Brady Corbet’in yönettiği, senaryosunu Mona Fastvold ile kaleme aldığı The Brutalist (2024) filminde Adrien Brody, II. Dünya Savaşı sonrası Holokost’tan kurtularak Amerika’ya göç eden Macar mimar László Tóth adlı hayali bir mimar karakteri canlandırmış. Film László Tóth’un öyküsü üzerinden mimari tasarım kavramlarını tartışmaya açan tarihsel dram türünde. Filmde Bauhaus ve Brütalizm’den ilham alan mimari bir tasarım dili kullanılmış. Bu vesileyle sinema ile mimarlık arasındaki kesişim noktasında duran bu yapım üzerinden bahsi geçen mimari konuları ele almak istedim.

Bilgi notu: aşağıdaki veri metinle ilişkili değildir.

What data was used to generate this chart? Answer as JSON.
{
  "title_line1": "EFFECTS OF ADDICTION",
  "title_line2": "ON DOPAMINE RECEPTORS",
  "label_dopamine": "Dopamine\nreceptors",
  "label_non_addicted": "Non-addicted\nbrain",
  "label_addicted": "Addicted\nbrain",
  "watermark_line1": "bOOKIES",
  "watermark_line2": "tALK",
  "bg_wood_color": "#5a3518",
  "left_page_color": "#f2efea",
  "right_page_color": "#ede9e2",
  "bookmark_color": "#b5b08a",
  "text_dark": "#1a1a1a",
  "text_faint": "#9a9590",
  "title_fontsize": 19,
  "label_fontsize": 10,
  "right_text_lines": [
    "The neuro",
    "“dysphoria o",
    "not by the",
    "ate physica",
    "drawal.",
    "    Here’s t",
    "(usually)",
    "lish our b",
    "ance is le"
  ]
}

Yüksek lisans tezimde, Yeni-Brütalizm konusunu yalnızca yapılı çevrede değil; sinema, sergi tasarımı ve diğer görsel anlatım biçimlerinde de nasıl temsil edildiğini incelemiştim. Bu arada devasa bir heykel gibi görünen Brütalist yapılara duyduğum hayranlığı da itiraf etmeliyim. Bu düşüncemi dile getirdiğimde, çoğu meslektaşımın bana şaşkınlıkla tepki verdiğini sıkça gözlemlerim. Önemsediğim bir mimari konuyu içermesi sebebiyle de The Brutalist uzun zamandır merakla beklediğim bir filmdi. Ekim ayında bir film festivalinde gösterime giren film için bilet almış, ancak süresinin 205 dakika olduğunu okuduğumda festival gösterimlerinde ara olmaması sebebiyle izlemeye cesaret edemeyerek bileti bir arkadaşıma vermiştim. Oysa filmin kendi süresi içinde 15 dakikalık intermission (ara) bölümü varmış. Bu nedenle ancak geçtiğimiz ay tekrar vizyona girdiğinde izleme cesaretini buldum.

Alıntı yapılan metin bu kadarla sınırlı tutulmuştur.